A ce moment-là nous étions très inquiets et intrigués. Etions-nous tombés dans un guet-apens… ? D’autant plus que nous ne parlions ni ne comprenions un mot de français.

Après un long moment le “Docteur” est venu du dehors chercher l’un de nous – toujours dans le silence –. Une demi-heure après, il est revenu chercher le deuxième. Cela devenait angoissant. Il me semblait être pris dans un piège. J’étais le dernier et enfin on est venu me chercher avec le gardien qui nous suivait et il me fit entrer… dans une pièce bien chauffée… Joseph et Léon étaient là, mangeant tranquillement à table et ils me dirent de suite en polonais :
– “Ne t’en fais pas, c’est un contrôle”.
Ouf !!! Je me sentais mieux.

Comme mes compagnons, on me fit déshabiller complètement et pendant que le soi-disant docteur m’auscultait très longuement, le cœur, les poumons, la bouche, les yeux, etc. Gaby ou Gabriel faisait passer tous mes vêtements devant une lampe pour voir sans doute si je ne cachais pas quelque chose de suspect.
Après cela ils ont pris mon uniforme allemand et m’ont donné une tenue de camp de jeunesse. A cause de ma grandeur, le pantalon me tombait à mi-mollet… mais les bottes allemandes cachaient le tout.

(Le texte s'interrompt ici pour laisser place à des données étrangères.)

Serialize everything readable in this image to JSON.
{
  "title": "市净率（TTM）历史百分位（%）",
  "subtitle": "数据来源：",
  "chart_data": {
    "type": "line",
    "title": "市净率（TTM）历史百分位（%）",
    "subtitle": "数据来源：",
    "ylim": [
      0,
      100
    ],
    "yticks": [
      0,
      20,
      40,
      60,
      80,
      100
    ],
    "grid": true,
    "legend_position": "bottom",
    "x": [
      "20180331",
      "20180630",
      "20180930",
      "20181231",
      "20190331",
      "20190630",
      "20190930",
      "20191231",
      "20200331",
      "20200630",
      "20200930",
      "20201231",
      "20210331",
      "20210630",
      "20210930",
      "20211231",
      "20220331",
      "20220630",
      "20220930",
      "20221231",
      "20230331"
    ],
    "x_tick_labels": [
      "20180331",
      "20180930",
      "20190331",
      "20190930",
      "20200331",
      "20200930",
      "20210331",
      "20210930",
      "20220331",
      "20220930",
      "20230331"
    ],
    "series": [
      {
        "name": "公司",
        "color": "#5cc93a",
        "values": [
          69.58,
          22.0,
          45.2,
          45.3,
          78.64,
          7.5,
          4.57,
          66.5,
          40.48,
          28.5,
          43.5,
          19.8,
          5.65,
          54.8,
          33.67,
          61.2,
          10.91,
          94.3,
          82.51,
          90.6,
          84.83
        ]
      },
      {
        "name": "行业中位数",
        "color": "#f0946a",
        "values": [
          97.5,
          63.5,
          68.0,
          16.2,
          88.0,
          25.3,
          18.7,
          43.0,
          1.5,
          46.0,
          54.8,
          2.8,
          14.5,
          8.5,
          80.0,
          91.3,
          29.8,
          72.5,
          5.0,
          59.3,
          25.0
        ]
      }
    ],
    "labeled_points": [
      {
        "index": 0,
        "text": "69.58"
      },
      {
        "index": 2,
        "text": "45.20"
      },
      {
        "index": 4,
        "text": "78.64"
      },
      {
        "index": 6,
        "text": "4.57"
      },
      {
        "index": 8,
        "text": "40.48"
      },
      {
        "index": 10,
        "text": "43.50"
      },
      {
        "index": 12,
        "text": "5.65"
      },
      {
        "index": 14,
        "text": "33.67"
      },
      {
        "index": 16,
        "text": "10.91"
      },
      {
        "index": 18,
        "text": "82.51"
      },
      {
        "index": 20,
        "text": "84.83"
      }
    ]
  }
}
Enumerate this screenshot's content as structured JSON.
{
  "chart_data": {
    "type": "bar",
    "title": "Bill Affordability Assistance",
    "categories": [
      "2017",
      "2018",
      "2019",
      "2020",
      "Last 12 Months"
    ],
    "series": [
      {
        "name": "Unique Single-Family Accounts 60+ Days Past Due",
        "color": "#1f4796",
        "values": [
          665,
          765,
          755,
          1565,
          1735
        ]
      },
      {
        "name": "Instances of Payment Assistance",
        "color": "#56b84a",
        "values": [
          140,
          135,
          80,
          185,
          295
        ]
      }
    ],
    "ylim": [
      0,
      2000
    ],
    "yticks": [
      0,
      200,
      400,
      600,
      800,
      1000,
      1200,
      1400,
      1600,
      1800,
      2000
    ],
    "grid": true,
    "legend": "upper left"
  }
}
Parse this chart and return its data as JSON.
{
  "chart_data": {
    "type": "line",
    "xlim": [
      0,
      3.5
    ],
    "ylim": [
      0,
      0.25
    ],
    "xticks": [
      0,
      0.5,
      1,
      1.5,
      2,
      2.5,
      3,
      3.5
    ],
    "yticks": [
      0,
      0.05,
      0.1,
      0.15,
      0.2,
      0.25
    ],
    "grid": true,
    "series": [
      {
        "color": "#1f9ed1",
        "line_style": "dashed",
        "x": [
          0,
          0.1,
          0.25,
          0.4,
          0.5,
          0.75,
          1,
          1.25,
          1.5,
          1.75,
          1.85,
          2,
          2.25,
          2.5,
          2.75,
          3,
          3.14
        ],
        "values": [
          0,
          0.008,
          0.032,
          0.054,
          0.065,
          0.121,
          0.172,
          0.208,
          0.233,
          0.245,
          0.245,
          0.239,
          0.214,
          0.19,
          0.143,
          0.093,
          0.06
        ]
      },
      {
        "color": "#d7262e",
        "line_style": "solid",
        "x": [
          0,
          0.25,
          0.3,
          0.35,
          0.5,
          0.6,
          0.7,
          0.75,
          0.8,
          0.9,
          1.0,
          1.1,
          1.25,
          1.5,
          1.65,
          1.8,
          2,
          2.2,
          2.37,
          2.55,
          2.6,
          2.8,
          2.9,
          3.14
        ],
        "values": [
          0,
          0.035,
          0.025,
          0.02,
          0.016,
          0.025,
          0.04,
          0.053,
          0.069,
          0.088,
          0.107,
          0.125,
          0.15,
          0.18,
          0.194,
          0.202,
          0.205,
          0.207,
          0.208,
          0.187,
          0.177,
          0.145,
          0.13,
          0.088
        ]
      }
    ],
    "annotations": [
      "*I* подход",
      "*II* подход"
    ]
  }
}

Je dois dire que j’ai mangé de bon cœur ce soir là. J’étais enfin rassuré sur notre sort. Nous étions bien avec les partisans et nous sommes restés cinq jours dans cette ferme abandonnée. Nous allions chercher du ravitaillement et aussi de l’armement à Nantua, des munitions cachées dans une grotte, etc.
Nous avions reçu une carte d’identité. Je me nommais “Marcel Lemoine”. Léon GOLINSKI était devenu “Gaston Lenormand” et Joseph MROZOFSKI avait reçu le nom de “John Szofay”.

Le 25 octobre 1943, nous avons reçu un colis de sous-vêtements et de friandises envoyés par “Georgette” de Bourg et plus tard, j’ai eu l’occasion de la remercier de vive voix pour cet envoi si inattendu et apprécié.
Nous avons quitté cette ferme après avoir remercié Gabriel ainsi que la mère d’un jeune partisan, qui nous a dit au-revoir en polonais et nous a souhaité une prompte victoire sur les Allemands.

C’est le 29 octobre que nous sommes arrivés tous les trois au camp de “Verduraz” à Pré-Carré. On nous a reçu très fraternellement et un casse-croûte nous a été offert en attendant de partir pour le “camp Nicole”.
Et c’est “Nicole” lui-même, chef de camp, qui est venu nous chercher le soir très amicalement. Il nous a félicité, car il parlait “un peu” l’allemand. Il nous a emmené dans son camp où nous avons trouvé Jean JANOWSKI, qui s’était évadé de Bourg, une semaine auparavant.
Il y avait également :
– ZWENGER (Alsace) qui parlait allemand,
– Jacques THERAND qui connaissait le tchèque,
– Marcel GRIMAUD,
– SERVOZ (Chochotte)
– PARJOIE
– TOSI de Marseille et son beau-frère Paul LISOLAS,
– etc., au total une trentaine de Maquisards.

Le 2 novembre, grande fête, au maquis avec l’arrivée de notre Capitaine ROMANS-PETIT et différentes personnalités ; levée des Couleurs et ensuite un bon repas pour tous.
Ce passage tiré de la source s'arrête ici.